Sunday, January 27, 2008

"Heart times soul equals rock n' roll!" - The Adventures of Pete & Pete

Let’s talk about Syd Straw.

Apparently, she’s some sort of singer/songwriter. But more importantly, she plays Miss Fingerwood on Pete & Pete. Her first appearance was in the special, The St. Valentine’s Day Massacre, as Big Pete’s math teacher. She appears again in this episode, A Hard Day’s Pete, as Little Pete’s match teacher. I have no idea what happened that she went from teaching at Big Pete’s high school to Little Pete’s middle school, but let’s not worry about that. Anyways, while she doesn’t exactly conjure up images of Brando or Streep, she nails the right Pete & Pete tone, playing Miss Fingerwood as awkwardly endearing. You see, in this episode, she plays bass for Little Pete’s band, the Blowholes. And, you see, as a math teacher, she’s obsessed with numbers. She points out that she knows the backbeat to “One is the Loneliest Number.” She counts off time with a “1.1, 1.2, 1.3, 1.4.” She has a pi symbol on her bass. And she plays off these silly gags with so much sincerity that they actually work. She also gets to sing a little and does a great job (what with that being her primary career and all). Maybe I should check out her work.

Having gotten that out of the way, let’s move on the rest of the episode.

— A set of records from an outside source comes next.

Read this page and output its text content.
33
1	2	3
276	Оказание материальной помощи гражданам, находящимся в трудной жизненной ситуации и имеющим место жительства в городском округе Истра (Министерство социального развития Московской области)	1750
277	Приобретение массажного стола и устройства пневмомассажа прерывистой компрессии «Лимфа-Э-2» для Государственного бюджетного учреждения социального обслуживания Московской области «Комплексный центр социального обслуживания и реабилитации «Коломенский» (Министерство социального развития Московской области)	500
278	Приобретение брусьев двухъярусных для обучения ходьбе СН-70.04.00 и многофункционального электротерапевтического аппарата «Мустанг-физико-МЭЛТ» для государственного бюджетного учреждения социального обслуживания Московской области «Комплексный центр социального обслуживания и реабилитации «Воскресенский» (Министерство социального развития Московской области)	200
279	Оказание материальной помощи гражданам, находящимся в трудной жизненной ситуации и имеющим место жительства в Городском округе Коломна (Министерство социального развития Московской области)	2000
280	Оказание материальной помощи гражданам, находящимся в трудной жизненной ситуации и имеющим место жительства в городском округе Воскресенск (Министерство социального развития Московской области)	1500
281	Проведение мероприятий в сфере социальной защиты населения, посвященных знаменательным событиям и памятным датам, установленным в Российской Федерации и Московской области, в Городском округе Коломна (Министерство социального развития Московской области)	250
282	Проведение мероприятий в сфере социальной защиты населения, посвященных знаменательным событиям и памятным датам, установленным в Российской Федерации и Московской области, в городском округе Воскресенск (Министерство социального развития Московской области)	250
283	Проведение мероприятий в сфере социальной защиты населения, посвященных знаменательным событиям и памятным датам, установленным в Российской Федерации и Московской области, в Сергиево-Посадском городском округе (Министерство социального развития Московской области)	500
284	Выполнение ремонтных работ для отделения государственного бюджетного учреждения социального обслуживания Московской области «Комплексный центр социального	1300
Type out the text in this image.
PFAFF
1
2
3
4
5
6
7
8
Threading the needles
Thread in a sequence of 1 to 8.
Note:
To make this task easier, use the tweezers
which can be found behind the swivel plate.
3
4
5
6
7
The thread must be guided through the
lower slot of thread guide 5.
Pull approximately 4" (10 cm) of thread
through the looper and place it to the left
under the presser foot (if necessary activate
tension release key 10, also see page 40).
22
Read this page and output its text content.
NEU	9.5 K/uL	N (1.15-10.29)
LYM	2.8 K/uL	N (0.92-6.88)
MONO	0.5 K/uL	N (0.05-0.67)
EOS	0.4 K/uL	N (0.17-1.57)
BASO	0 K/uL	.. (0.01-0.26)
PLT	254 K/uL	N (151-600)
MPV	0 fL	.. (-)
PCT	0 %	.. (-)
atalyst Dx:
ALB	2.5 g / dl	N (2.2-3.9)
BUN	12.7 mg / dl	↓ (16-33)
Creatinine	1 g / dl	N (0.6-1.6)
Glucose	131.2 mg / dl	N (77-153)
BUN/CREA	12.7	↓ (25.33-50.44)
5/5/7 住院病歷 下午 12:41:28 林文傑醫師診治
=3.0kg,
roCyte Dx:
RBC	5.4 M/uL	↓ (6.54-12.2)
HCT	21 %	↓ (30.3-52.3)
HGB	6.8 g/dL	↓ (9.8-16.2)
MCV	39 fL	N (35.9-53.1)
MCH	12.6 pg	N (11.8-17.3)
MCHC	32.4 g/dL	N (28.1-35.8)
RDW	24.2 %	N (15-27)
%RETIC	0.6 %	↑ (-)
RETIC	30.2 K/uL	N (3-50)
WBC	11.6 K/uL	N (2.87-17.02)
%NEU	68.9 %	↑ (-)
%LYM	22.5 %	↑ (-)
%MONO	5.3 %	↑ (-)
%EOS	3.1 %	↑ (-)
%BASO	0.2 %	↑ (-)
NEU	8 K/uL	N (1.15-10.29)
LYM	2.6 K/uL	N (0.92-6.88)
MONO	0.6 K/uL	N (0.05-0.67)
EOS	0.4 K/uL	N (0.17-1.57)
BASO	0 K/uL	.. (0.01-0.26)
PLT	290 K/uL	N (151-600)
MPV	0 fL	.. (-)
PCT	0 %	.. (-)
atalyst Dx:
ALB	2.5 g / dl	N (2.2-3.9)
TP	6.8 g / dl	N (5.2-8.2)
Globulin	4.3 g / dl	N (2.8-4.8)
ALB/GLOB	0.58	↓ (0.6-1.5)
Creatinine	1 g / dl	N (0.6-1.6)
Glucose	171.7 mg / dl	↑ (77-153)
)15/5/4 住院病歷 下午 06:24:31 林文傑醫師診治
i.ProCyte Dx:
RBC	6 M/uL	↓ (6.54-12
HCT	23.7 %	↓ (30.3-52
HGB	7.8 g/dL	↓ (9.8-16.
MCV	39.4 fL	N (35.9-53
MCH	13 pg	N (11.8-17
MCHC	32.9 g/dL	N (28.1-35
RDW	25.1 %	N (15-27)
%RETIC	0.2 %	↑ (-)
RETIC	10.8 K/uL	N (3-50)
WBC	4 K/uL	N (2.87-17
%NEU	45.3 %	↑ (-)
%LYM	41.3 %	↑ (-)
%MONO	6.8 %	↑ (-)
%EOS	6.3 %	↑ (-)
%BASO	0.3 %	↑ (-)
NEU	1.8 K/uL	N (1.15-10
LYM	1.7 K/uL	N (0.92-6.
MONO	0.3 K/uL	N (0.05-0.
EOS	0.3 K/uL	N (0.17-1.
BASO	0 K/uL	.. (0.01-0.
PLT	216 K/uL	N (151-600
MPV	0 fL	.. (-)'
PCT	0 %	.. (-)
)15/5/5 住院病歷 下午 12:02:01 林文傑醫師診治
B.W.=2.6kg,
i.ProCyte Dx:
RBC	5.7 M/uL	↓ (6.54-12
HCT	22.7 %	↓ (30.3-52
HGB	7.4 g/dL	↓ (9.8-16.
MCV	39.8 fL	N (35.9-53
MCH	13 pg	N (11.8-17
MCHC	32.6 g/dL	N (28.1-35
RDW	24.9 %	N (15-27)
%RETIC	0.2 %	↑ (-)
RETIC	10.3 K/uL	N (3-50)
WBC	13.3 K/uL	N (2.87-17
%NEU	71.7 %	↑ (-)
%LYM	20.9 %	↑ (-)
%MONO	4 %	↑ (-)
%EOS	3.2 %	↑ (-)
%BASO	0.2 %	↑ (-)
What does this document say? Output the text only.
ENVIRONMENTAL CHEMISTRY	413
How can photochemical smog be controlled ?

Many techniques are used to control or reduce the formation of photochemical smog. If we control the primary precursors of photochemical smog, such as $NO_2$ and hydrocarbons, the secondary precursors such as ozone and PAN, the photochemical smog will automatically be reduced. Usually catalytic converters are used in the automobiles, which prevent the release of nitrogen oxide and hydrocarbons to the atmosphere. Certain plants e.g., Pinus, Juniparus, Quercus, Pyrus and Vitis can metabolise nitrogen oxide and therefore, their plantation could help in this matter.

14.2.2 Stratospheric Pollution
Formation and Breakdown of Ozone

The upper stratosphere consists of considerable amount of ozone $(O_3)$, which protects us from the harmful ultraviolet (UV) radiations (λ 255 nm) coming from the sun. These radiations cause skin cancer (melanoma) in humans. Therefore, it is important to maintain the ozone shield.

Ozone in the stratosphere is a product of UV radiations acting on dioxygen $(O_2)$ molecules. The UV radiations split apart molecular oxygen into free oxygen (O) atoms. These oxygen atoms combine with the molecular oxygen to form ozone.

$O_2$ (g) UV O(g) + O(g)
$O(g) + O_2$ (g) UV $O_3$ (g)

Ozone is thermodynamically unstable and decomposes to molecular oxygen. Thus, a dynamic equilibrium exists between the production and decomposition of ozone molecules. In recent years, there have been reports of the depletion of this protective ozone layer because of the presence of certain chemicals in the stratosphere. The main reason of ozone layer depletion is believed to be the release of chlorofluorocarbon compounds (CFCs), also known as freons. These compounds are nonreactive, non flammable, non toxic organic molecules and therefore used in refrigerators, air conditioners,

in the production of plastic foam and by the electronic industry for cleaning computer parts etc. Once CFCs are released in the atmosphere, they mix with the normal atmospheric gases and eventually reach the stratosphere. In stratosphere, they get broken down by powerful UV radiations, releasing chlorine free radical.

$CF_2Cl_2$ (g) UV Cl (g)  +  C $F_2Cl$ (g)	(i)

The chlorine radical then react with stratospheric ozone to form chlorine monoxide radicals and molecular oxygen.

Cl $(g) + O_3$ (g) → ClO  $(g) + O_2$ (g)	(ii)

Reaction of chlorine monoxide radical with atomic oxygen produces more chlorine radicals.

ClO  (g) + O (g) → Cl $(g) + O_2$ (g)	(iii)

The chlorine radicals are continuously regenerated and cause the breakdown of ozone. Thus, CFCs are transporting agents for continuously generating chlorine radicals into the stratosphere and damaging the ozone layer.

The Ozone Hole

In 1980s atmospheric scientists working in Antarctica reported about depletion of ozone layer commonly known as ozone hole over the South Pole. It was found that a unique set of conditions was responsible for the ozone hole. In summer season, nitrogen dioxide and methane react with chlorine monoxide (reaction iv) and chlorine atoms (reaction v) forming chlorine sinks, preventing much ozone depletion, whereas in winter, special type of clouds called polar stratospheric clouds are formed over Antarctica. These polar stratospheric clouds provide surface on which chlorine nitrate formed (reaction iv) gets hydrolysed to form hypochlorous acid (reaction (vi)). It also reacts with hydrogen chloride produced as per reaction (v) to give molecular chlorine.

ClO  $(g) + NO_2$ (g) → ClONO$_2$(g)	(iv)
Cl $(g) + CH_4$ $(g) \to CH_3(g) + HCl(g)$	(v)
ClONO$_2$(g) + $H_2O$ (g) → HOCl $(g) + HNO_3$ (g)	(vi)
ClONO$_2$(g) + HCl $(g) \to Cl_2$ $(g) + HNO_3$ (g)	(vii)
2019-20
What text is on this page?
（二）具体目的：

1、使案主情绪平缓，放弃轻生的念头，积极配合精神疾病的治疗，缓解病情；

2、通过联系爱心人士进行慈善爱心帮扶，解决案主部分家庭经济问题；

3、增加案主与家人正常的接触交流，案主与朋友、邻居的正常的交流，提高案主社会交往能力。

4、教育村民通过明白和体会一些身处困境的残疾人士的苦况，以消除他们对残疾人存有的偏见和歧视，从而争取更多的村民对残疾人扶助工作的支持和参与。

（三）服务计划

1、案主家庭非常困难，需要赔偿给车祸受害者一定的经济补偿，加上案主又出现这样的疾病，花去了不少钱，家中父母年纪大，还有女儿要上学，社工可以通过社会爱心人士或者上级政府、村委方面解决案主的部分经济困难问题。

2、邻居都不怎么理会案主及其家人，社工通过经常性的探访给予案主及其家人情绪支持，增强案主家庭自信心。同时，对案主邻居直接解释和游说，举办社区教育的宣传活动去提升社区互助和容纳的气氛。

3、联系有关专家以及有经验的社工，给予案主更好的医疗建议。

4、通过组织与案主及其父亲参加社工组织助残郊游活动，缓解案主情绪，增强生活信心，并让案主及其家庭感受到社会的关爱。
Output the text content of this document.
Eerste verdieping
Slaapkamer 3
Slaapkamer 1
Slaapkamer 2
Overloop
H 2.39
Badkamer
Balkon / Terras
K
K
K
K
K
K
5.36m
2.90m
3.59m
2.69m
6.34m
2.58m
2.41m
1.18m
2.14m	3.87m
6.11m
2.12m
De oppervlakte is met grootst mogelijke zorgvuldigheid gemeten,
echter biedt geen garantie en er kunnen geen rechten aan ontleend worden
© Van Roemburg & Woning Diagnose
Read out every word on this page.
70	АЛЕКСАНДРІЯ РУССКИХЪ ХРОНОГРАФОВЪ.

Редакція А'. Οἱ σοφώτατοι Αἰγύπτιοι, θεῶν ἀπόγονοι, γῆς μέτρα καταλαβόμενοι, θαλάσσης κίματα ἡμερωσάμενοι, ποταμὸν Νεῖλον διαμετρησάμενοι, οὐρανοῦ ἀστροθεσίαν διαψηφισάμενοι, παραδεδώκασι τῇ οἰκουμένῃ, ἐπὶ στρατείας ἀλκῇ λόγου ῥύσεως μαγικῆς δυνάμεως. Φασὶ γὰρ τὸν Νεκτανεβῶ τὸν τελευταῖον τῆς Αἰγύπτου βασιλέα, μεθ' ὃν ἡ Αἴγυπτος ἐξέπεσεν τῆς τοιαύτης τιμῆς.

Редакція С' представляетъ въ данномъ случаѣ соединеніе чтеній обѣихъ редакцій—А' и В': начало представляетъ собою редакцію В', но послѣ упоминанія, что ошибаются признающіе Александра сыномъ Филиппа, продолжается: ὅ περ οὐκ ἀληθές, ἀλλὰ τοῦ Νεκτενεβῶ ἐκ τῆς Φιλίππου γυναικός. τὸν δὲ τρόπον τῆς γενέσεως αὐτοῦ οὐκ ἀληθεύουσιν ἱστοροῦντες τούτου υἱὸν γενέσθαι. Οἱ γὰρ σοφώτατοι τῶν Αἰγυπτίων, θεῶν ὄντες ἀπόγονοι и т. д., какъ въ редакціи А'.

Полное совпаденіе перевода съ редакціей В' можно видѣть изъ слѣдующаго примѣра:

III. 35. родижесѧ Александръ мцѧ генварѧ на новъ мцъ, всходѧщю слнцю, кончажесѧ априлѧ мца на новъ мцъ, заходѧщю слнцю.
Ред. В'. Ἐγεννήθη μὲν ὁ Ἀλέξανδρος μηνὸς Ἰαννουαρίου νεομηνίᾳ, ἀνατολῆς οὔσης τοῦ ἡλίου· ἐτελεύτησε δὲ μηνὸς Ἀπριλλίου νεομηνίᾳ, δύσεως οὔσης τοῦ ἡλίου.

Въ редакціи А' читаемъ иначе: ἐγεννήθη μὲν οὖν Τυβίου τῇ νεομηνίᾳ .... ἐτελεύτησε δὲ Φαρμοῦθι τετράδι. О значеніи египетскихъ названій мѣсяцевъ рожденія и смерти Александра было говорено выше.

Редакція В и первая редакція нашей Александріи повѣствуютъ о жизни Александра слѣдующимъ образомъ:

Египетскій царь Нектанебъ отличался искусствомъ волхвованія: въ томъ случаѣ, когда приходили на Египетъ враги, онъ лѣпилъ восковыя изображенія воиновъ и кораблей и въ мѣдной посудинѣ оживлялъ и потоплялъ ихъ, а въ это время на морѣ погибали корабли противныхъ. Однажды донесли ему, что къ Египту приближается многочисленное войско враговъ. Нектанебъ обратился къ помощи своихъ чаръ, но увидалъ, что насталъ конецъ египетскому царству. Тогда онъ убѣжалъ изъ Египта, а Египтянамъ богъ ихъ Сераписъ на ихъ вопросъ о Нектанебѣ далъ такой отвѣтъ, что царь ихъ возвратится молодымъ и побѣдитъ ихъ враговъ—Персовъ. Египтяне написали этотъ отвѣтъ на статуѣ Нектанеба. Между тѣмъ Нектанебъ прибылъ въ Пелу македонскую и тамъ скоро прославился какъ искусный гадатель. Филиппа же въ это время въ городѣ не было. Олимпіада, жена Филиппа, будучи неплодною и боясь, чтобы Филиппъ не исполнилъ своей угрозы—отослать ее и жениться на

Building an episode around Little Pete discovering his favorite song and trying to find it again is a great concept for an episode. It’s both trivial and integral at the same time. Think about your favorite song for a second (unless it’s by Fall Out Boy – in that case, your favorite song is entirely lame): it’s not essential to your daily life, but it means a lot to you, right? Thus, one feels for Little Pete as he quests to get back in touch with it.

It also means we get to see Little Pete play in a band and call himself Pete “Thunderball” Wrigley. The scenes with Little Pete rocking out are cute; he doesn’t have pipes, but he definitely gives it his all, like Danny Tamberelli always does. It also gives us privy to silly pastiche songs, like “Marmalade Cream,” a fake ‘60s rock song in the vein of Led Zeppelin and Cream that is apparently quite popular in the P&P universe. Also, once Little Pete takes on his moniker, the rest of his band (which not only includes Miss Fingerwood, but Little Pete’s friend Clem and – a meter man) faithfully refer to him as Thunderball for the rest of the episode, which is a nice enough running gag.

And for those of you who recall me bemoaning how When Petes Collide didn’t really do much to build off the Petes being best friends, there’s a great moment between the two. They don’t even share the same screen, but Big Pete takes a quick break from his narrating duties to help his brother out when the situation looks dire, placing a simple phone call that inspires his brother. If the rest of the season had more scenes like that, the When Petes Collide would have felt earned. Even then, the scene is touching. And true to P&P form, I’ll take little treats like this when I can get them.